En janvier 1917, l’attaché militaire allemand à Madrid, transmet un message à Berlin, décrivant les activités d’un espion « H-21 ». Les services secrets français identifient H-21 comme étant Mata Hari. Aussi étrange que cela puisse paraître, les Allemands cryptent le message avec un code qu’ils savent être connu des Français, laissant les historiens penser que le but du message était que, si elle travaillait effectivement pour les Français, ceux-ci pourraient démasquer sa double identité et la neutraliser.
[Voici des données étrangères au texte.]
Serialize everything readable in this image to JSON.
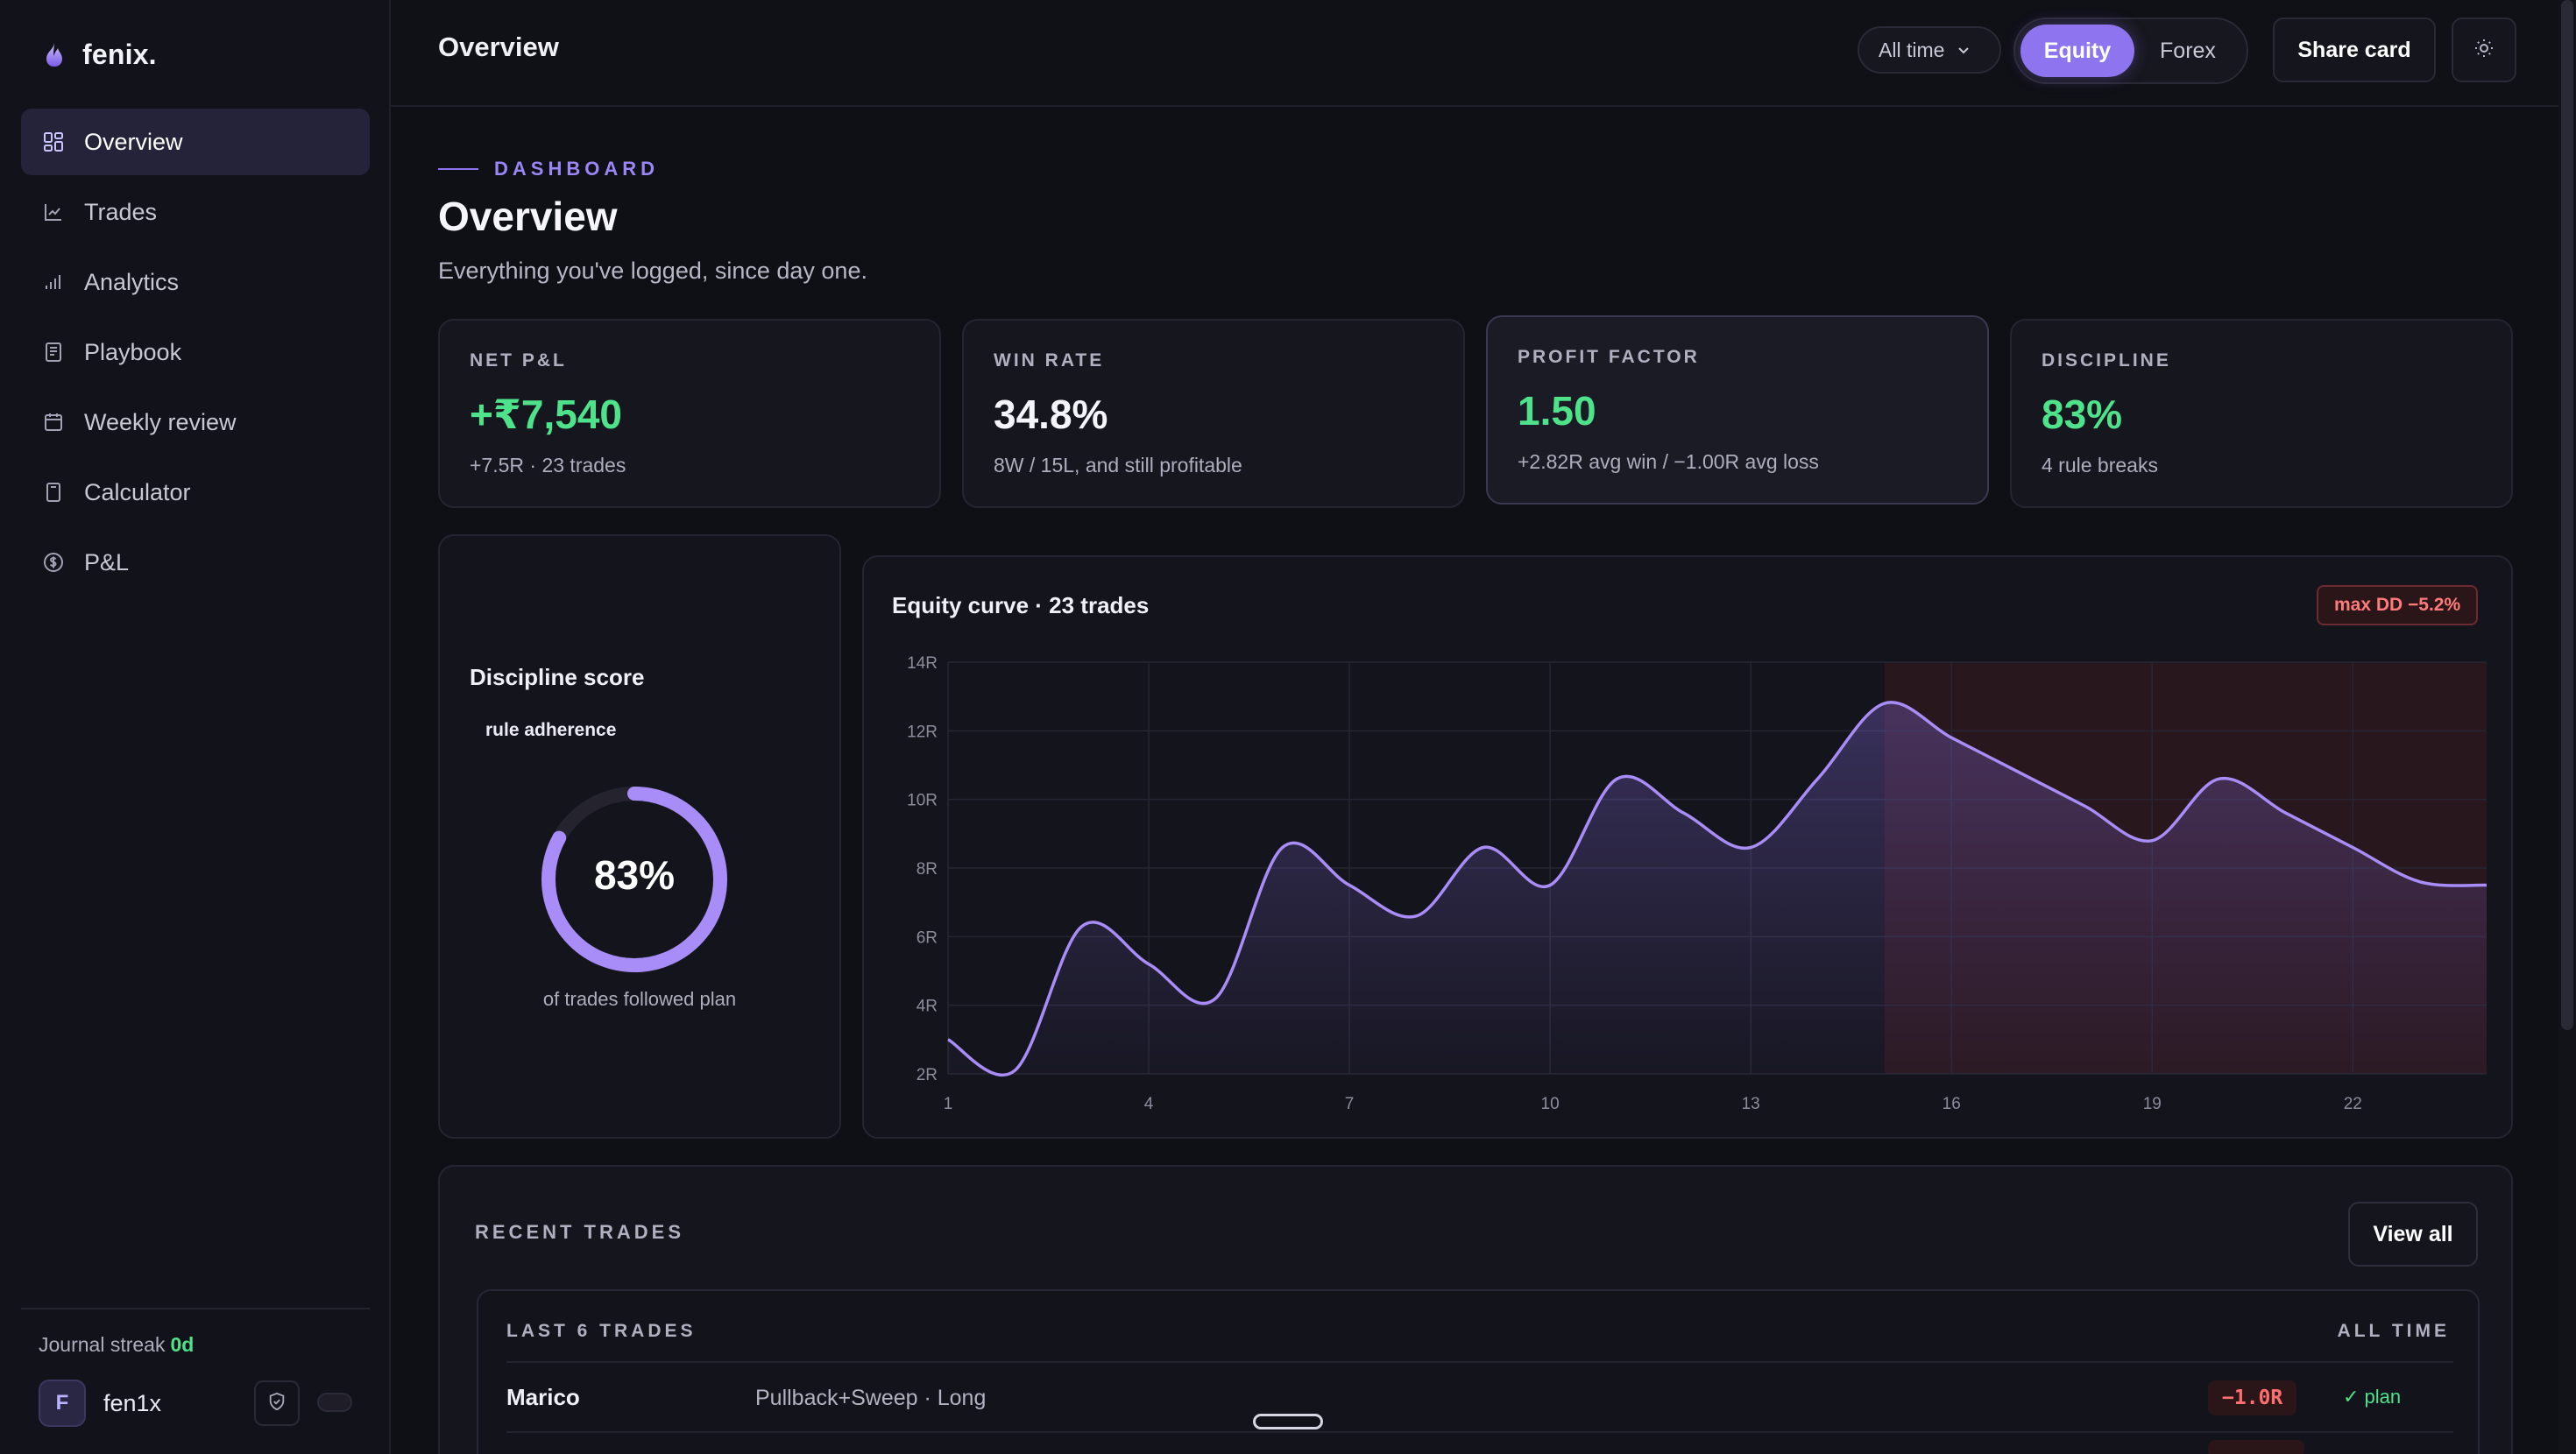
{
  "brand": {
    "name": "fenix."
  },
  "sidebar": {
    "items": [
      {
        "label": "Overview",
        "icon": "grid-icon",
        "active": true
      },
      {
        "label": "Trades",
        "icon": "line-chart-icon"
      },
      {
        "label": "Analytics",
        "icon": "bar-chart-icon"
      },
      {
        "label": "Playbook",
        "icon": "book-icon"
      },
      {
        "label": "Weekly review",
        "icon": "calendar-icon"
      },
      {
        "label": "Calculator",
        "icon": "calculator-icon"
      },
      {
        "label": "P&L",
        "icon": "currency-icon"
      }
    ],
    "streak_label": "Journal streak",
    "streak_value": "0d",
    "user": {
      "initial": "F",
      "name": "fen1x"
    }
  },
  "topbar": {
    "title": "Overview",
    "range": "All time",
    "segments": [
      "Equity",
      "Forex"
    ],
    "active_segment": "Equity",
    "share_label": "Share card"
  },
  "header": {
    "eyebrow": "DASHBOARD",
    "title": "Overview",
    "subtitle": "Everything you've logged, since day one."
  },
  "stats": [
    {
      "label": "NET P&L",
      "value": "+₹7,540",
      "sub": "+7.5R · 23 trades",
      "green": true
    },
    {
      "label": "WIN RATE",
      "value": "34.8%",
      "sub": "8W / 15L, and still profitable",
      "green": false
    },
    {
      "label": "PROFIT FACTOR",
      "value": "1.50",
      "sub": "+2.82R avg win / −1.00R avg loss",
      "green": true
    },
    {
      "label": "DISCIPLINE",
      "value": "83%",
      "sub": "4 rule breaks",
      "green": true
    }
  ],
  "discipline": {
    "title": "Discipline score",
    "subtitle": "rule adherence",
    "value": "83%",
    "fraction": 0.83,
    "footnote": "of trades followed plan"
  },
  "chart": {
    "title": "Equity curve · 23 trades",
    "badge": "max DD −5.2%"
  },
  "chart_data": {
    "type": "area",
    "title": "Equity curve · 23 trades",
    "xlabel": "",
    "ylabel": "",
    "x": [
      1,
      2,
      3,
      4,
      5,
      6,
      7,
      8,
      9,
      10,
      11,
      12,
      13,
      14,
      15,
      16,
      17,
      18,
      19,
      20,
      21,
      22,
      23,
      24
    ],
    "values": [
      3.0,
      2.1,
      6.3,
      5.2,
      4.2,
      8.6,
      7.5,
      6.6,
      8.6,
      7.5,
      10.6,
      9.6,
      8.6,
      10.6,
      12.8,
      11.8,
      10.8,
      9.8,
      8.8,
      10.6,
      9.6,
      8.6,
      7.6,
      7.5
    ],
    "xlim": [
      1,
      24
    ],
    "ylim": [
      2,
      14
    ],
    "x_ticks": [
      1,
      4,
      7,
      10,
      13,
      16,
      19,
      22
    ],
    "y_ticks": [
      2,
      4,
      6,
      8,
      10,
      12,
      14
    ],
    "y_tick_labels": [
      "2R",
      "4R",
      "6R",
      "8R",
      "10R",
      "12R",
      "14R"
    ],
    "drawdown_start_x": 15,
    "max_drawdown": "−5.2%",
    "grid": true,
    "line_color": "#a88cf7",
    "drawdown_color": "#3a1a20"
  },
  "recent": {
    "title": "RECENT TRADES",
    "view_all": "View all",
    "table_left": "LAST 6 TRADES",
    "table_right": "ALL TIME",
    "rows": [
      {
        "symbol": "Marico",
        "setup": "Pullback+Sweep · Long",
        "r": "−1.0R",
        "plan": "✓ plan"
      }
    ]
  },
  "colors": {
    "accent": "#8f74ef",
    "green": "#4ee28a",
    "red": "#ff6f6f",
    "background": "#0f0f16"
  }
}
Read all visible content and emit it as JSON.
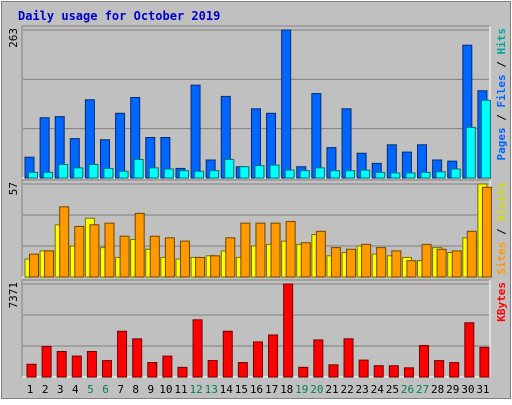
{
  "chart_data": [
    {
      "type": "bar",
      "title": "Daily usage for October 2019",
      "categories": [
        "1",
        "2",
        "3",
        "4",
        "5",
        "6",
        "7",
        "8",
        "9",
        "10",
        "11",
        "12",
        "13",
        "14",
        "15",
        "16",
        "17",
        "18",
        "19",
        "20",
        "21",
        "22",
        "23",
        "24",
        "25",
        "26",
        "27",
        "28",
        "29",
        "30",
        "31"
      ],
      "weekend_days": [
        "5",
        "6",
        "12",
        "13",
        "19",
        "20",
        "26",
        "27"
      ],
      "ymax_label": "263",
      "ylim": [
        0,
        263
      ],
      "grid": true,
      "series": [
        {
          "name": "Pages",
          "color": "#0000ff",
          "values": [
            0,
            0,
            0,
            0,
            0,
            0,
            0,
            0,
            0,
            0,
            0,
            0,
            0,
            0,
            0,
            0,
            0,
            0,
            0,
            0,
            0,
            0,
            0,
            0,
            0,
            0,
            0,
            0,
            0,
            0,
            0
          ]
        },
        {
          "name": "Files",
          "color": "#0066ff",
          "values": [
            37,
            107,
            109,
            70,
            139,
            68,
            115,
            143,
            72,
            72,
            17,
            165,
            32,
            145,
            20,
            123,
            115,
            263,
            20,
            150,
            54,
            123,
            44,
            26,
            59,
            46,
            59,
            32,
            30,
            236,
            155
          ]
        },
        {
          "name": "Hits",
          "color": "#00ffff",
          "values": [
            10,
            10,
            24,
            18,
            24,
            17,
            12,
            33,
            18,
            16,
            13,
            12,
            13,
            33,
            20,
            22,
            23,
            14,
            13,
            18,
            13,
            13,
            14,
            10,
            9,
            9,
            10,
            11,
            16,
            90,
            138
          ]
        }
      ],
      "right_legend": [
        {
          "text": "Pages",
          "color": "#0066ff"
        },
        {
          "text": " / ",
          "color": "#000000"
        },
        {
          "text": "Files",
          "color": "#0066ff"
        },
        {
          "text": " / ",
          "color": "#000000"
        },
        {
          "text": "Hits",
          "color": "#00aa99"
        }
      ]
    },
    {
      "type": "bar",
      "ymax_label": "57",
      "ylim": [
        0,
        57
      ],
      "grid": true,
      "series": [
        {
          "name": "Visits",
          "color": "#ffff00",
          "values": [
            11,
            16,
            32,
            19,
            36,
            18,
            12,
            23,
            17,
            12,
            11,
            12,
            13,
            16,
            12,
            19,
            20,
            22,
            20,
            26,
            13,
            15,
            19,
            14,
            13,
            12,
            10,
            18,
            15,
            24,
            57
          ]
        },
        {
          "name": "Sites",
          "color": "#ff9900",
          "values": [
            14,
            16,
            43,
            31,
            32,
            33,
            25,
            39,
            25,
            24,
            22,
            12,
            13,
            24,
            33,
            33,
            33,
            34,
            21,
            28,
            18,
            17,
            20,
            18,
            16,
            10,
            20,
            17,
            16,
            28,
            55
          ]
        }
      ],
      "right_legend": [
        {
          "text": "Sites",
          "color": "#ff9900"
        },
        {
          "text": " / ",
          "color": "#000000"
        },
        {
          "text": "Visits",
          "color": "#dddd00"
        }
      ]
    },
    {
      "type": "bar",
      "ymax_label": "7371",
      "ylim": [
        0,
        7371
      ],
      "grid": true,
      "series": [
        {
          "name": "KBytes",
          "color": "#ff0000",
          "values": [
            1010,
            2422,
            2020,
            1660,
            2020,
            1300,
            3626,
            3024,
            1147,
            1655,
            763,
            4531,
            1308,
            3627,
            1147,
            2779,
            3330,
            7371,
            766,
            2939,
            966,
            3024,
            1340,
            893,
            893,
            726,
            2500,
            1300,
            1140,
            4300,
            2350
          ]
        }
      ],
      "right_legend": [
        {
          "text": "KBytes",
          "color": "#ff0000"
        }
      ]
    }
  ]
}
Mata Hari fait alors la folie de rentrer en France pour rejoindre son bel officier russe. Arrivée à Paris le 4 janvier 1917, elle est arrêtée le 13 février. Le contre-espionnage effectue une perquisition dans sa chambre de l’hôtel Palace sur les Champs-Élysées On ne trouve pas de preuve incontestable. On la soumet cependant à des interrogatoires humiliants à la prison Saint-Lazare. Et la danseuse admet avoir été payée par des officiers allemands. « Pour prix de mes faveurs », précise-elle. Pour des « renseignements », selon ses juges, sans préciser lesquels.

Procès et mort

Accusée d’espionnage au profit de l’Allemagne, Mata Hari passe du statut d’idole à celui de coupable. Figure fascinante, elle ne pouvait que susciter des jalousies. Elle est convoquée à huis clos le 24 juillet 1917 devant le Conseil militaire, au Palais de justice de Paris. Le procès ne dure qu’une journée sans apporter de nouveaux éléments. À son immense désespoir, Mata Hari entend son cher lieutenant, Vadim Maslov, appelé à la barre, la qualifier d’aventurière.

Condamnée à mort, elle est fusillée le 15 octobre 1917, à l’âge de 41 ans, dans les fossés de la forteresse de Vincennes. Selon la légende, elle aurait refusé le bandeau qu’on lui proposait et aurait lancé un dernier baiser aux soldats de son peloton d’exécution.

Renaissance d’un mythe

Près de 100 ans plus tard, les archives du procès n’ont toujours pas été rendues publiques. Mata Hari a-t-elle été manipulée par la France et l’Allemagne ? Était-elle véritablement coupable ? Le dossier, a-t-il été falsifié par les services d’espionnage français à des fins « patriotiques » ? Mata Hari, est-elle devenue aussi la victime de la morale de l’époque condamnant la liberté des mœurs, victime d’un complot, victime de sa légende ?

Quoi qu’il en soit, le personnage est entré dans la légende et Greta Garbo, Marlène Dietrich, Jeanne Moreau, Sylvia Kristel et Maruschka Detmers lui ont depuis prêté leur personnalité à la scène, à l’écran ou à la télévision.